The contrasting fortunes of the two companies have not been lost on investors – particularly with BP shareholders missing out on three quarterly dividend payments in the wake of the explosion at the Deepwater Horizon rig in April last year that claimed 11 lives.

The BP dividend has since been reinstated but, at 7 cents a share, it is well behind the 42 cents a share payment at Shell. BP shares have bounced back from the depths plumbed in the crisis but are still 25 per cent lower than they were at the start of 2010. In that time, Shell is up 23 per cent.

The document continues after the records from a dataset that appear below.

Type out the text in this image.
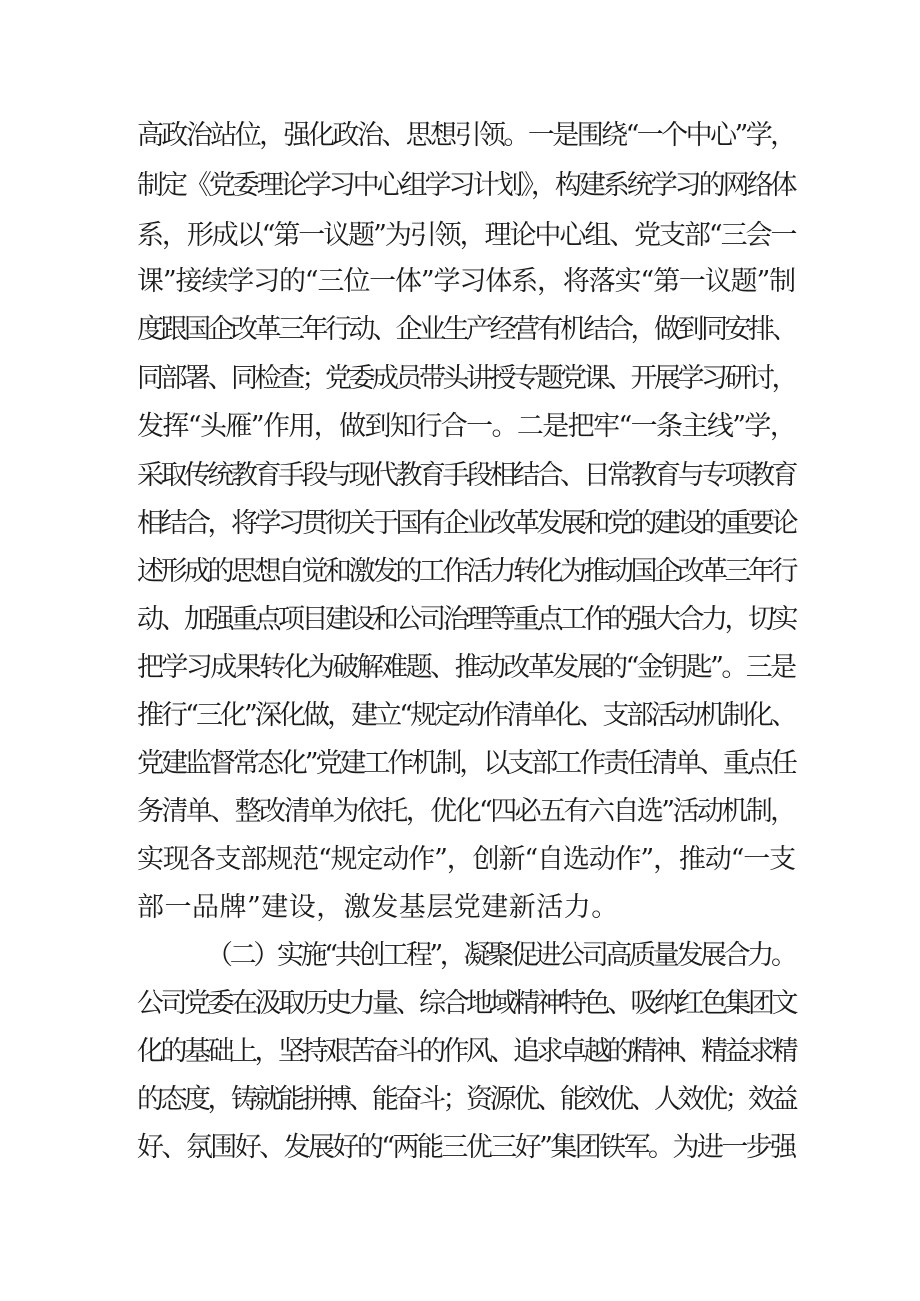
高政治站位，强化政治、思想引领。一是围绕“一个中心”学，
制定《党委理论学习中心组学习计划》，构建系统学习的网络体
系，形成以“第一议题”为引领，理论中心组、党支部“三会一
课”接续学习的“三位一体”学习体系，将落实“第一议题”制
度跟国企改革三年行动、企业生产经营有机结合，做到同安排、
同部署、同检查；党委成员带头讲授专题党课、开展学习研讨，
发挥“头雁”作用，做到知行合一。二是把牢“一条主线”学，
采取传统教育手段与现代教育手段相结合、日常教育与专项教育
相结合，将学习贯彻关于国有企业改革发展和党的建设的重要论
述形成的思想自觉和激发的工作活力转化为推动国企改革三年行
动、加强重点项目建设和公司治理等重点工作的强大合力，切实
把学习成果转化为破解难题、推动改革发展的“金钥匙”。三是
推行“三化”深化做，建立“规定动作清单化、支部活动机制化、
党建监督常态化”党建工作机制，以支部工作责任清单、重点任
务清单、整改清单为依托，优化“四必五有六自选”活动机制，
实现各支部规范“规定动作”，创新“自选动作”，推动“一支
部一品牌”建设，激发基层党建新活力。
（二）实施“共创工程”，凝聚促进公司高质量发展合力。
公司党委在汲取历史力量、综合地域精神特色、吸纳红色集团文
化的基础上，坚持艰苦奋斗的作风、追求卓越的精神、精益求精
的态度，铸就能拼搏、能奋斗；资源优、能效优、人效优；效益
好、氛围好、发展好的“两能三优三好”集团铁军。为进一步强
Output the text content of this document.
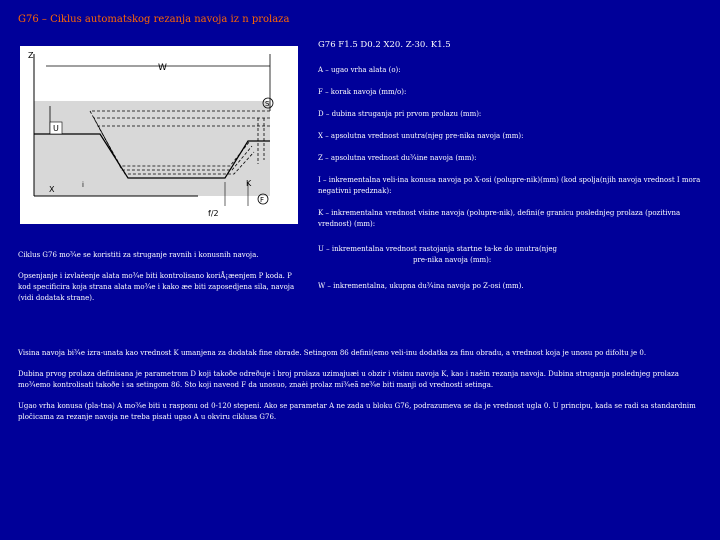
G76 – Ciklus automatskog rezanja navoja iz n prolaza
Z
W
U
X
S
K
F
i
f/2
G76 F1.5 D0.2 X20. Z-30. K1.5
A – ugao vrha alata (o):
F – korak navoja (mm/o):
D – dubina struganja pri prvom prolazu (mm):
X – apsolutna vrednost unutra(njeg pre-nika navoja (mm):
Z – apsolutna vrednost du¾ine navoja (mm):
I – inkrementalna veli-ina konusa navoja po X-osi (polupre-nik)(mm) (kod spolja(njih navoja vrednost I mora negativni predznak):
K – inkrementalna vrednost visine navoja (polupre-nik), defini(e granicu poslednjeg prolaza (pozitivna vrednost) (mm):
Ciklus G76 mo¾e se koristiti za struganje ravnih i konusnih navoja.
Opsenjanje i izvlaèenje alata mo¾e biti kontrolisano koriÅ¡æenjem P koda. P kod specificira koja strana alata mo¾e i kako æe biti zaposedjena sila, navoja (vidi dodatak strane).
U – inkrementalna vrednost rastojanja startne ta-ke do unutra(njeg
pre-nika navoja (mm):
W – inkrementalna, ukupna du¾ina navoja po Z-osi (mm).
Visina navoja bi¾e izra-unata kao vrednost K umanjena za dodatak fine obrade. Setingom 86 defini(emo veli-inu dodatka za finu obradu, a vrednost koja je unosu po difoltu je 0.
Dubina prvog prolaza definisana je parametrom D koji takoðe odreðuje i broj prolaza uzimajuæi u obzir i visinu navoja K, kao i naèin rezanja navoja. Dubina struganja poslednjeg prolaza mo¾emo kontrolisati takoðe i sa setingom 86. Sto koji naveod F da unosuo, znaèi prolaz mi¾eã ne¾e biti manji od vrednosti setinga.
Ugao vrha konusa (pla-tna) A mo¾e biti u rasponu od 0-120 stepeni. Ako se parametar A ne zada u bloku G76, podrazumeva se da je vrednost ugla 0. U principu, kada se radi sa standardnim pločicama za rezanje navoja ne treba pisati ugao A u okviru ciklusa G76.
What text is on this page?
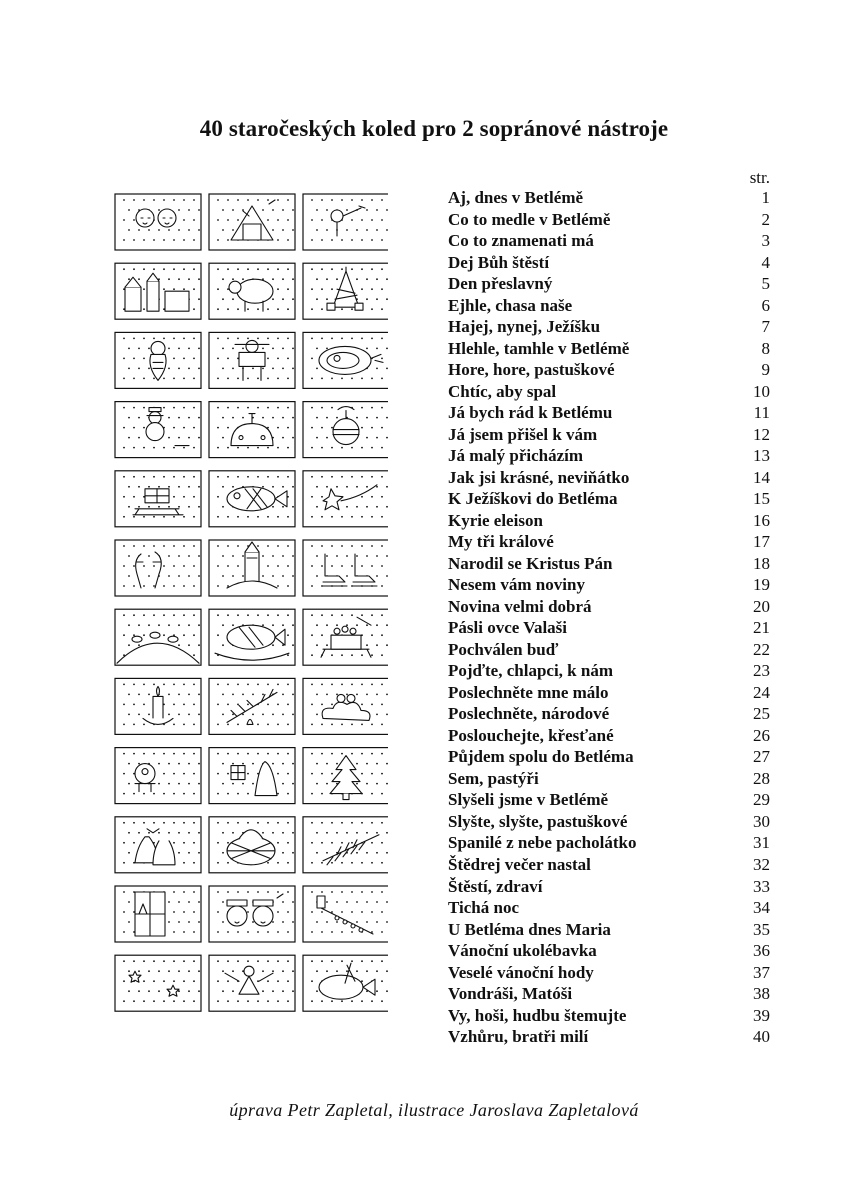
40 staročeských koled pro 2 sopránové nástroje
str.
Aj, dnes v Betlémě	1
Co to medle v Betlémě	2
Co to znamenati má	3
Dej Bůh štěstí	4
Den přeslavný	5
Ejhle, chasa naše	6
Hajej, nynej, Ježíšku	7
Hlehle, tamhle v Betlémě	8
Hore, hore, pastuškové	9
Chtíc, aby spal	10
Já bych rád k Betlému	11
Já jsem přišel k vám	12
Já malý přicházím	13
Jak jsi krásné, neviňátko	14
K Ježíškovi do Betléma	15
Kyrie eleison	16
My tři králové	17
Narodil se Kristus Pán	18
Nesem vám noviny	19
Novina velmi dobrá	20
Pásli ovce Valaši	21
Pochválen buď	22
Pojďte, chlapci, k nám	23
Poslechněte mne málo	24
Poslechněte, národové	25
Poslouchejte, křesťané	26
Půjdem spolu do Betléma	27
Sem, pastýři	28
Slyšeli jsme v Betlémě	29
Slyšte, slyšte, pastuškové	30
Spanilé z nebe pacholátko	31
Štědrej večer nastal	32
Štěstí, zdraví	33
Tichá noc	34
U Betléma dnes Maria	35
Vánoční ukolébavka	36
Veselé vánoční hody	37
Vondráši, Matóši	38
Vy, hoši, hudbu štemujte	39
Vzhůru, bratři milí	40
úprava Petr Zapletal, ilustrace Jaroslava Zapletalová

Such has been the decline at BP – a once-proud oil giant now fighting to repair its battered reputation – that it is now seen as a potential takeover target.

ExxonMobil is among those thought to be interested. It reported a 69 per cent rise in first-quarter profits to £6.4billion yesterday. Shell itself weighed an opportunistic bid during the Gulf of Mexico crisis but the board pulled back from making a rescue offer on fears that legal liabilities could blow a huge hole in BP’ s future prospects.

But it is understood that Shell remains interested in a merger – if the terms and conditions are right. At their lowest point in early June 2010, BP shares were trading at just 296p, valuing the group at £55.6billion. That was less than half the peak value of £123.6billion before the disaster.

The group currently has a market capitalisation of £88billion to Shell’s £145billion. It marks a dramatic role reversal from the middle of the last decade when BP under Lord Browne was the darling of the sector and Shell was in crisis after overstating how much oil it had in reserve.

But over the last 12 months, BP has been bogged down by the Gulf of Mexico disaster – it has so far set aside £25billion to cover costs – and Shell has been flying.

‘Much changed from its troubled days seven or eight years ago, Shell is the perfect example of what any company should do when it finds its back to the wall,’ said Howard Wheeldon, senior strategist at BGC Partners.

Shell has certainly benefited from the surging oil price while its rival floundered. Brent crude averaged $105.52 a barrel in the first quarter of the year, 36 per cent more than the same period in 2010. It has since surged to over $125 a barrel.

Although production at Shell fell 3 per cent to 3.5million barrels of oil a day – compared with 3.6million at BP – output was in line with last year once asset sales are excluded and included 230,000 barrels from new fields.

Shell chief executive Peter Voser aims to increase output to 3.7million barrels a day by 2014 and in March set out a new £60billion investment programme to meet demand for oil and gas. At the same time, he pledged a further £600million in cost cuts.

The Anglo Dutch giant’s big bet on liquefied natural gas looks to be paying off. The largest shipper of LNG in the world, it has benefited from higher prices following the Japanese earthquake as the loss of nuclear power in Japan boosts demand for other sources of energy.

Analysts also welcomed the sharp turnaround in the performance of Shell’s downstream arm, which saw profits more than double to £1billion in the three months.

Investors are now hoping the ramp-up in production and high oil prices could allow Shell to increase its dividend, making it harder still for BP to catch its old rival.

‘These were good results helped by higher prices but also a better operating performance,’ said Tony Shepard at Charles Stanley.

‘Shell appears to be making good progress against its targets,’ he added.

‘Clearly, Shell is delivering a superior performance to other oil majors.’ Shell shares rose 14p to 2322.5p yesterday. BP slipped 3.45p to 462.55p.